I should note that these changes will necessarily be delivered in stages, and 
that we will be making some assumptions about what the most useful features to 
support initially will be. Any features not supported will require sticking 
with the old format until we extend support to all C* functionality.

h3. Partition Key
* This really has two components: the partition, and the value. Although the 
partition is primarily used to distribute across nodes, it can also be used to 
optimise lookups for a given key within a node
* Generally partitioning is by hash, and for the moment I want to focus this 
ticket on the assumption that this is the case
* Given this, it makes sense to optimise our storage format to permit O(1) 
searching of a given partition. It may be possible to achieve this with little 
overhead based on the fact we store the hashes in order and know they are 
approximately randomly distributed, as this effectively forms an immutable 
contiguous split-ordered list (see Shalev/Shavit, or CASSANDRA-7282), so we 
only need to store an amount of data based on how imperfectly distributed the 
hashes are, or at worst a single value per block.
* This should completely obviate the need for a separate key-cache, which will 
be relegated to supporting the old storage format only

h3. Primary Key / Clustering Columns
* Given we have a hierarchical data model, I propose the use of a 
cache-oblivious trie
* The main advantage of the trie is that it is extremely compact and _supports 
optimally efficient merges with other tries_ so that we can support more 
efficient reads when multiple sstables are touched
* The trie will be preceded by a small amount of related data; the full 
partition key, a timestamp epoch (for offset-encoding timestamps) and any other 
partition level optimisation data, such as (potentially) a min/max timestamp to 
abort merges earlier
* Initially I propose to limit the trie to byte-order comparable data types 
only (the number of which we can expand through translations of the important 
types that are not currently)
* Crucially the trie will also encapsulate any range tombstones, so that these 
are merged early in the process and avoids re-iterating the same data
* Results in true bidirectional streaming without having to read entire range 
into memory

h3. Values
There are generally two approaches to storing rows of data: columnar, or 
row-oriented. The above two data structures can be combined with a value 
storage scheme that is based on either. However, given the current model we 
have of reading large 64Kb blocks for any read, I am inclined to focus on 
columnar support first, as this delivers order-of-magnitude benefits to those 
users with the correct workload, while for most workloads our 64Kb blocks are 
large enough to store row-oriented data in a column-oriented fashion without 
any performance degradation (I'm happy to consign very large row support to 
phase 2). 

Since we will most likely target both behaviours eventually, I am currently 
inclined to suggest that static columns, sets and maps be targeted for a 
row-oriented release, as they don't naturally fit in a columnar layout without 
secondary heap-blocks. This may be easier than delivering heap-blocks also, as 
it keeps both implementations relatively clean. This is certainly open to 
debate, and I have no doubt there will be conflicting opinions here.

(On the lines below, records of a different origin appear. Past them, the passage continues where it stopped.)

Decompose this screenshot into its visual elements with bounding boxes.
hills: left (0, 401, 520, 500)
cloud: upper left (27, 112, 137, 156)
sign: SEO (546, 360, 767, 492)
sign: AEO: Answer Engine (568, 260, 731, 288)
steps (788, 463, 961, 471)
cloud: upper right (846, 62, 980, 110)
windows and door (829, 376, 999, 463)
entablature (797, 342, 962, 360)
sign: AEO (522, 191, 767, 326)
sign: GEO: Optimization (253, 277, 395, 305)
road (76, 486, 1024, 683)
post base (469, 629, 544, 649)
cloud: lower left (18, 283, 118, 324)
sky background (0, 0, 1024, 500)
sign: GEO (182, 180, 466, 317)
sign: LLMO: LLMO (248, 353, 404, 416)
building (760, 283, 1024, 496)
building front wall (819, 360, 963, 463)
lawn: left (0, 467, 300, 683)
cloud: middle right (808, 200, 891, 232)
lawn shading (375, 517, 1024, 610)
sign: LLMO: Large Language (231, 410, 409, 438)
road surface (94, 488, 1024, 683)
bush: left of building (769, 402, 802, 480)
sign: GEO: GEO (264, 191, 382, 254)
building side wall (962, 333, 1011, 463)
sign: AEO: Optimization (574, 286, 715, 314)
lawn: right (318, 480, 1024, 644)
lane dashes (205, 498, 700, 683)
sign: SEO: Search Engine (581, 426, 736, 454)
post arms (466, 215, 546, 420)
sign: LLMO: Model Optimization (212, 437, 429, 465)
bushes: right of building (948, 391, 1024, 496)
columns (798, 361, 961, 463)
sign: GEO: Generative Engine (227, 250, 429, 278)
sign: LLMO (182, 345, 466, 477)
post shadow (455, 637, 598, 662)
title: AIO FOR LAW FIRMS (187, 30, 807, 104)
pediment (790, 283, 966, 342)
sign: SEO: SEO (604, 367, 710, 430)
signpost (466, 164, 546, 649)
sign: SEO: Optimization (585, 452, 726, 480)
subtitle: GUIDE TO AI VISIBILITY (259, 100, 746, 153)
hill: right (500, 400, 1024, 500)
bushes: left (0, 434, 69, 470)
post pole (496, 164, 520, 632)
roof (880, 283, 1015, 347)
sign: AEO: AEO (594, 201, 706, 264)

Focusing on our columnar layout, the goals are:
* Support sparse and dense column storage
* Efficient compression of tombstones, timestamps, ttls, etc. into near-zero 
space based on offset/delta/bitmap encoding
* Normalisation of column names once per file
* Per-file block-layout index, defining how each block's data is encoded, so we 
can index directly within a block for dense fields (permitting more efficient 
page cache utilisation)
* Configurable grouping of fields per block, so that we can get closer to 
row-oriented or column-oriented performance, based on user goals

I have attached my slides from the ngcc for reference.